The South Korean government pushes forward its plan to tax crypto income beginning in January while investors and lawmakers criticize the pending tax law for its loopholes, with one lawmaker mentioning NFT goods of K-pop mega-group BTS.

Fast facts

  • The National Tax Service (NTS) of Korea met with 28 domestic cryptocurrency exchanges earlier this week to provide guidance on following the coming crypto tax law, such as in submitting virtual asset transaction statements to the authorities. Meanwhile, lawmaker Noh Woong-rae, who has been actively requesting a delay in crypto taxing, said yesterday through a press release that the government’s plan to tax virtual asset gains from next year is “excessive administration” when there are just too many loopholes in the system. 

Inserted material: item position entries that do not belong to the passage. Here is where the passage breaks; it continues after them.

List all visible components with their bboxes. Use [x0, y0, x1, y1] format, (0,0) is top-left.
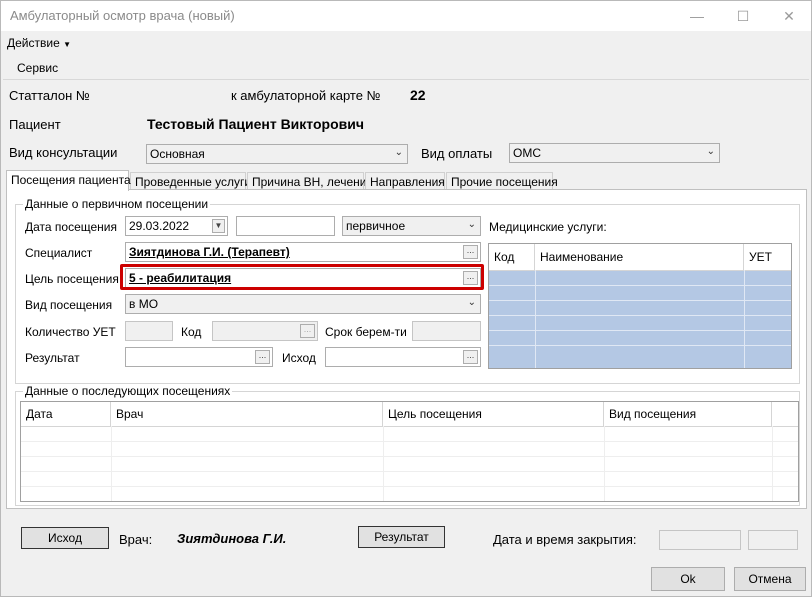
menu-service[interactable]: Сервис — [17, 61, 58, 75]
visit-date-label: Дата посещения — [25, 220, 117, 234]
uet-field[interactable] — [125, 321, 173, 341]
grid-line — [21, 486, 798, 487]
payment-select[interactable]: ОМС ⌄ — [509, 143, 720, 163]
uet-label: Количество УЕТ — [25, 325, 116, 339]
patient-label: Пациент — [9, 117, 61, 132]
next-visits-header: Дата Врач Цель посещения Вид посещения — [21, 402, 798, 427]
close-date-field[interactable] — [659, 530, 741, 550]
tab-referrals[interactable]: Направления — [365, 172, 445, 190]
visit-kind-value: в МО — [129, 297, 159, 311]
grid-line — [489, 315, 791, 316]
services-grid-header: Код Наименование УЕТ — [489, 244, 791, 271]
maximize-icon[interactable]: ☐ — [720, 1, 766, 31]
visit-date-field[interactable]: 29.03.2022 ▼ — [125, 216, 228, 236]
col-doctor[interactable]: Врач — [111, 402, 383, 426]
tab-visits[interactable]: Посещения пациента — [6, 170, 131, 191]
grid-line — [489, 345, 791, 346]
grid-line — [21, 471, 798, 472]
result-label: Результат — [25, 351, 80, 365]
card-label: к амбулаторной карте № — [231, 88, 381, 103]
chevron-down-icon: ⌄ — [467, 219, 476, 230]
close-icon[interactable]: ✕ — [766, 1, 812, 31]
card-number: 22 — [410, 87, 426, 103]
next-visits-grid[interactable]: Дата Врач Цель посещения Вид посещения — [20, 401, 799, 502]
chevron-down-icon: ⌄ — [706, 146, 715, 157]
grid-line — [21, 441, 798, 442]
ellipsis-icon[interactable]: ... — [463, 245, 478, 259]
result-button[interactable]: Результат — [358, 526, 445, 548]
doctor-label: Врач: — [119, 532, 153, 547]
outcome-button[interactable]: Исход — [21, 527, 109, 549]
consult-select[interactable]: Основная ⌄ — [146, 144, 408, 164]
code-field[interactable]: ... — [212, 321, 318, 341]
col-name[interactable]: Наименование — [535, 244, 744, 270]
services-grid[interactable]: Код Наименование УЕТ — [488, 243, 792, 369]
tab-services[interactable]: Проведенные услуги — [130, 172, 251, 190]
title-bar: Амбулаторный осмотр врача (новый) — ☐ ✕ — [1, 1, 811, 31]
ellipsis-icon[interactable]: ... — [255, 350, 270, 364]
purpose-label: Цель посещения — [25, 272, 119, 286]
grid-line — [383, 426, 384, 501]
stattalon-label: Статталон № — [9, 88, 90, 103]
calendar-dropdown-icon[interactable]: ▼ — [212, 219, 225, 233]
consult-label: Вид консультации — [9, 145, 118, 160]
next-visits-legend: Данные о последующих посещениях — [23, 384, 233, 398]
consult-value: Основная — [150, 147, 205, 161]
tab-reason[interactable]: Причина ВН, лечение — [247, 172, 373, 190]
visit-kind-select[interactable]: в МО ⌄ — [125, 294, 481, 314]
chevron-down-icon: ⌄ — [394, 147, 403, 158]
ellipsis-icon[interactable]: ... — [463, 350, 478, 364]
close-date-label: Дата и время закрытия: — [493, 532, 637, 547]
payment-label: Вид оплаты — [421, 146, 493, 161]
specialist-field[interactable]: Зиятдинова Г.И. (Терапевт) ... — [125, 242, 481, 262]
window-title: Амбулаторный осмотр врача (новый) — [10, 8, 235, 23]
primary-visit-legend: Данные о первичном посещении — [23, 197, 211, 211]
specialist-label: Специалист — [25, 246, 93, 260]
col-kind[interactable]: Вид посещения — [604, 402, 772, 426]
doctor-name: Зиятдинова Г.И. — [177, 531, 287, 546]
chevron-down-icon: ⌄ — [467, 297, 476, 308]
grid-line — [489, 285, 791, 286]
visit-time-field[interactable] — [236, 216, 335, 236]
code-label: Код — [181, 325, 202, 339]
col-date[interactable]: Дата — [21, 402, 111, 426]
minimize-icon[interactable]: — — [674, 1, 720, 31]
grid-line — [489, 300, 791, 301]
patient-name: Тестовый Пациент Викторович — [147, 116, 364, 132]
grid-line — [489, 330, 791, 331]
ok-button[interactable]: Ok — [651, 567, 725, 591]
specialist-value: Зиятдинова Г.И. (Терапевт) — [129, 245, 290, 259]
outcome-label: Исход — [282, 351, 316, 365]
payment-value: ОМС — [513, 146, 541, 160]
col-uet[interactable]: УЕТ — [744, 244, 791, 270]
pregnancy-term-field[interactable] — [412, 321, 481, 341]
ellipsis-icon[interactable]: ... — [300, 324, 315, 338]
chevron-down-icon: ▼ — [63, 40, 72, 49]
col-purpose[interactable]: Цель посещения — [383, 402, 604, 426]
grid-line — [111, 426, 112, 501]
tab-other-visits[interactable]: Прочие посещения — [446, 172, 558, 190]
pregnancy-term-label: Срок берем-ти — [325, 325, 407, 339]
visit-kind-label: Вид посещения — [25, 298, 113, 312]
tab-panel: Данные о первичном посещении Дата посеще… — [6, 189, 807, 509]
result-field[interactable]: ... — [125, 347, 273, 367]
grid-line — [21, 456, 798, 457]
grid-line — [772, 426, 773, 501]
grid-line — [604, 426, 605, 501]
visit-type-select[interactable]: первичное ⌄ — [342, 216, 481, 236]
visit-date-value: 29.03.2022 — [129, 219, 190, 233]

  • Noh insisted there is yet structure in the system to tax NFTs (non-fungible tokens), mentioning the much anticipated plan to make NFTs of globally popular K-pop group BTS’s merchandise. He asked rhetorically, “When no one can tax a single penny [on BTS NFTs], who will follow the government’s policy if it wants to tax only other virtual assets?”
  • The country’s finance minister Hong Nam-ki spoke earlier this month on the topic, acknowledging that NFTs will not be taxed from next year, as they are not categorized as virtual assets under the income tax law. Hong did mention that there will be further discussions on the matter. Be that as it may, the minister reiterated that day the tax on cryptocurrency gains will take place as scheduled.
  • South Korea’s amended tax law stipulates that crypto income over the amount of 2.5 million won (about US$2,132) be taxed at 20% starting Jan. 1, 2022. Its announcement sparked immediate controversy, with crypto investors arguing it was unfair. While crypto income is taxed over 2.5 million won, stock capital gains taxes start at 50 million won (around US$42,600), starting Jan. 1, 2023.
  • There are other existing loopholes in the tax plan, including the fact that it is almost impossible to track down peer-to-peer (P2P) transactions. “When it can’t even tax P2P transactions and only tax virtual asset trade on exchanges, I think surely the amount of transactions through the exchanges will shrink,” said Oh Moon-sung, professor of tax accounting at Hanyang Women’s University, in an interview with Forkast.News. He added that no rational investor will keep using exchanges when in P2P transactions, they do not need to pay taxes. Oh suggested the government implement the tax law on crypto gains when there are no longer loopholes in the system.